Dans Madame Bovary, Gustave Flaubert, partisan du retour de la monarchie, exprimera tout son mépris pour la démocratie qu’il considérera toute sa vie comme le régime des ignorants. Quant à Alexis de Tocqueville, il décela très vite tous les travers de la démocratie dans son ouvrage majeur «De la Démocratie en Amérique», paru en deux tomes en 1835 et 1840, en étudiant à la fois la société et les institutions des Etats-Unis.

Si le modèle démocratique américain était sans doute le plus abouti au XIXe siècle, notamment par son équilibre strict des pouvoirs (check and balances) qui était une innovation juridique pour l’époque, et qui perdure encore à l’heure actuelle, pour autant les individus ont une passion particulière pour l’égalité au point même de sacrifier leur propre liberté, en privilégiant leur vie personnelle plutôt qu’en s’intéressant à la chose publique. Si l’on n’y prend pas garde, ce désintérêt pour la participation des citoyens à la vie démocratique conduira à terme à ce que Tocqueville appelait la tyrannie de la majorité. N’est-on pas en train actuellement de vivre pareille situation, à travers la défiance des peuples à l’égard de leurs gouvernants et de ceux qui sont censés les représenter dans les assemblées législatives ?
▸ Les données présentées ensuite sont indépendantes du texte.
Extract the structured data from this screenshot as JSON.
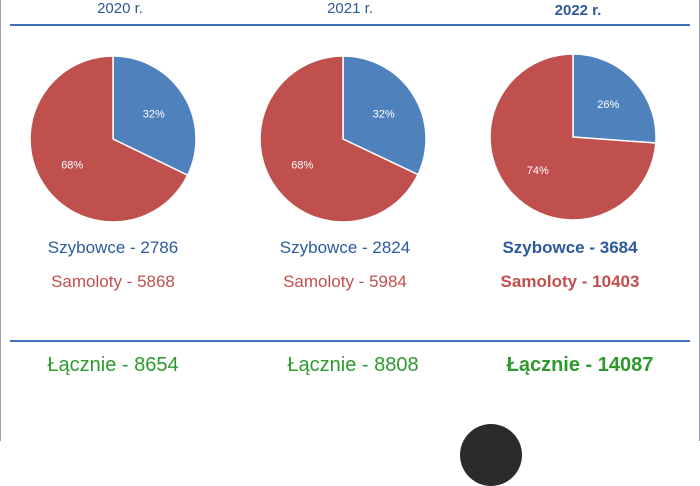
{
  "colors": {
    "gliders": "#4f81bd",
    "planes": "#c0504d",
    "total": "#2e9a2e",
    "rule": "#3f6fb5"
  },
  "chart_data": [
    {
      "type": "pie",
      "title": "2020 r.",
      "categories": [
        "Szybowce",
        "Samoloty"
      ],
      "values": [
        2786,
        5868
      ],
      "percent_labels": [
        "32%",
        "68%"
      ],
      "labels": [
        "Szybowce - 2786",
        "Samoloty - 5868"
      ],
      "total_label": "Łącznie - 8654"
    },
    {
      "type": "pie",
      "title": "2021 r.",
      "categories": [
        "Szybowce",
        "Samoloty"
      ],
      "values": [
        2824,
        5984
      ],
      "percent_labels": [
        "32%",
        "68%"
      ],
      "labels": [
        "Szybowce - 2824",
        "Samoloty - 5984"
      ],
      "total_label": "Łącznie - 8808"
    },
    {
      "type": "pie",
      "title": "2022 r.",
      "categories": [
        "Szybowce",
        "Samoloty"
      ],
      "values": [
        3684,
        10403
      ],
      "percent_labels": [
        "26%",
        "74%"
      ],
      "labels": [
        "Szybowce - 3684",
        "Samoloty - 10403"
      ],
      "total_label": "Łącznie - 14087"
    }
  ],
  "bottom_control": {
    "icon": "circle-button-icon"
  }
}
Pour s’en tenir à la France, faisons un peu d’histoire politique. Le général de Gaulle nous a légué en 1958 des institutions solides et stables pour éviter précisément les travers des régimes parlementaires précédents des IIIe et IVe républiques dont l’instabilité ministérielle quasi-permanente était le trait caractéristique au point que notre république se transforma au fil des décennies en régime d’assemblée dans lequel on faisait et défaisait à sa guise les gouvernements. C’est l’introduction de la fameuse notion de parlementarisme rationalisé dans notre droit constitutionnel, qui a permis la stabilité des gouvernements en imposant des règles plus strictes quant à la mise en œuvre des motions de censure qui rendent celles-ci quasiment impossibles. La seule fois où un gouvernement a été renversé remonte à 1962, avec celui de Georges Pompidou à propos de l’élection du président de la République au suffrage universel.  On pourra objecter que les institutions de la Ve République ont instauré un pouvoir de décision vertical et qu’en dépit de la stabilité politique, le caractère monarchique de celles-ci, incarnées dans la personne du président de la République, limite les pouvoirs du Parlement, et, partant, ceux du peuple souverain qui  participe très peu, sinon pas du tout, au processus de décision.

Cependant, il n’échappera pas à quiconque s’intéresse à la vie politique de notre pays que ces mêmes institutions de la Ve République ont évolué au fil du temps, en consacrant notamment un rôle croissant au Conseil constitutionnel par les réformes de 1974 et de 2008, en permettant notamment à tout justiciable à l’occasion d’un procès judiciaire ou administratif de soumettre une question prioritaire de constitutionnalité dès lors qu’une disposition législative porterait atteinte à une liberté fondamentale que notre constitution garantit. Il s’agissait là indéniablement d’une grande avancée démocratique, car la saisine du Conseil constitutionnel était jusqu’alors réservée au président de la République, aux présidents des deux assemblées ainsi qu’à 60 députés ou sénateurs, ce qui limitait le champ d’action et partant la saisine de cette institution à un contrôle a priori et par voie d’action de la conformité de la loi à la constitution.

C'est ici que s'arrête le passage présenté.